The popular revision control system “Git” still has a reputation for being difficult to learn; but the underlying system is relatively simple with a little bit of knowledge. Through a series of real-word workflow examples, we’ll demonstrate not only how to use Git to track changes and collaborate with others; but how to understand what Git is doing to track, record, and protect the history of your data.
Matplotlib is a 2D plotting library in python which produces publication-quality figures in a wide variety of formats and environments. Matplotlib tries to make easy things easy and hard things possible with just a few lines of code. In the Matplotlib tutorial, we will demonstrate how to produce quality images for basic plots, scatter plots, vector plots, histograms, streamlines, contours, and others. We will also present some extensions such as the basemap toolkit which is a python library for plotting 2D data on maps.
The Linux shell is much more than just a way to enter individual commands. In this session, we'll learn to use bash's built-in programming elements, including loops, tests and conditions, variables, and functions. With the full power of the shell at your fingertips, your efficiency and productivity will skyrocket! If you would like to follow along with the examples, please bring a laptop that a) runs Linux or Mac OSX, or b) allows you to log in to a Linux server using ssh. Previous experience with the Linux command line would be helpful.
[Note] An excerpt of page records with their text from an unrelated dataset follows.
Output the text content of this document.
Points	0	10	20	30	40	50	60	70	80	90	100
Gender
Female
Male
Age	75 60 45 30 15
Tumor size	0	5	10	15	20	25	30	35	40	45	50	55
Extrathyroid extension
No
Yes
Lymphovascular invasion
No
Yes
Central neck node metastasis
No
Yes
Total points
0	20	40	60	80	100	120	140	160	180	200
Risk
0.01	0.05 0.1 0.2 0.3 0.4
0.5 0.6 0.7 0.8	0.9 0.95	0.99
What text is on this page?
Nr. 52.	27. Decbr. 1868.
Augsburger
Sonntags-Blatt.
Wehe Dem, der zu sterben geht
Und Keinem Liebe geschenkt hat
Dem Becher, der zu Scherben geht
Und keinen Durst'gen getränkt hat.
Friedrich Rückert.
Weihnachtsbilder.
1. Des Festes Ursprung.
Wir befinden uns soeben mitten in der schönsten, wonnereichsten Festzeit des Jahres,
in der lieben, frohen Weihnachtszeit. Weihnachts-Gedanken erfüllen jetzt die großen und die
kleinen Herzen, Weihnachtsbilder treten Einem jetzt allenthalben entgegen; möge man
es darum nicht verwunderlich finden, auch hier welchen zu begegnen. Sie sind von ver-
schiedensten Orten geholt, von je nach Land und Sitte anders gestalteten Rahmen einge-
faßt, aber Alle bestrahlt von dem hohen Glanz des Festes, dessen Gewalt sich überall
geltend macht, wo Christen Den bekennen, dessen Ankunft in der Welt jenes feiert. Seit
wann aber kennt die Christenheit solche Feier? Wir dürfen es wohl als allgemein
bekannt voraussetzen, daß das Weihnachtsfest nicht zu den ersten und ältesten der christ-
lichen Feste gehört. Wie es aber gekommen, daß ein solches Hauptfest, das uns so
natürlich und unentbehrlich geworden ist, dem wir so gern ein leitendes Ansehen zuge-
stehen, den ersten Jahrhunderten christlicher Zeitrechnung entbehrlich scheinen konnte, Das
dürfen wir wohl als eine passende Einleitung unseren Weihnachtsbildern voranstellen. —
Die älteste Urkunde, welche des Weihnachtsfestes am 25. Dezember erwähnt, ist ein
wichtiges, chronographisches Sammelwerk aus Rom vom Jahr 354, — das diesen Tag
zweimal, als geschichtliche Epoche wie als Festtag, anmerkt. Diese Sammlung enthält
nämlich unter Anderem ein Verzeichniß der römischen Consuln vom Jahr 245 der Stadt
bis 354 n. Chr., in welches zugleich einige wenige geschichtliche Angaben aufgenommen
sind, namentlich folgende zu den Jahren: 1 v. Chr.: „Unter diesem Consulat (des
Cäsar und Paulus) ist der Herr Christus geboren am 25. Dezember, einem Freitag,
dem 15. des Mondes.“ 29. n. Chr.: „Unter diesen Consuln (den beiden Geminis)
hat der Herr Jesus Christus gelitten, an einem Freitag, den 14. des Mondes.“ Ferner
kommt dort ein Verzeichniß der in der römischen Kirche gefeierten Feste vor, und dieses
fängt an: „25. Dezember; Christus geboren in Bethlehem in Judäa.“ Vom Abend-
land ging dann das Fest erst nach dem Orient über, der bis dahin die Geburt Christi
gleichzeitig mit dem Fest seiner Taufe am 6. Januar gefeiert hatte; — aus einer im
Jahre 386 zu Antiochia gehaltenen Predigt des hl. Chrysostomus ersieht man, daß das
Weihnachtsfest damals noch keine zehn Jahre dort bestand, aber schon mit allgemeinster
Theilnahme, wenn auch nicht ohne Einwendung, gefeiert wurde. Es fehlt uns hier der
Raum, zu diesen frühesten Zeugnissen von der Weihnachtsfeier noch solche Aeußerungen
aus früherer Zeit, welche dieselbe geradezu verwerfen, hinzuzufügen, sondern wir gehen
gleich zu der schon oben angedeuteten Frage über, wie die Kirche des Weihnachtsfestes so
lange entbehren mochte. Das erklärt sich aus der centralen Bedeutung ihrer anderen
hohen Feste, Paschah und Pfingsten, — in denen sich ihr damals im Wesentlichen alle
This talk will be geared toward Matlab users who are interested in learning Python. We will discuss similar ways to achieve the same goals (such as reading in data, plotting, etc) in Python that you already know how to do in Matlab. It is intended to be a high level overview.
This course introduces the fundamentals of distributed memory programming, using the Message Passing Interface (MPI) standard. Similar to the OpenMP tutorial, we will be using a hands-on approach.
Topics:
Introduction to MPI
Point to Point Communication
Collective Communication
Virtual Topologies
Debugging Parallel Programs
There are many recent additions to Python that make it an excellent programming language for data analysis. This tutorial has two goals. First, we introduce several of the recent Python modules for data analysis. We provide hands-on exercises for manipulating and analyzing data using pandas, scikit-learn, and other modules. Second, we execute examples using the IPython notebook, a web-based interactive development environment that facilitates documentation, sharing, and remote execution. Together these tools create a powerful, new way to approach scientific workflows for data analysis on HPC systems.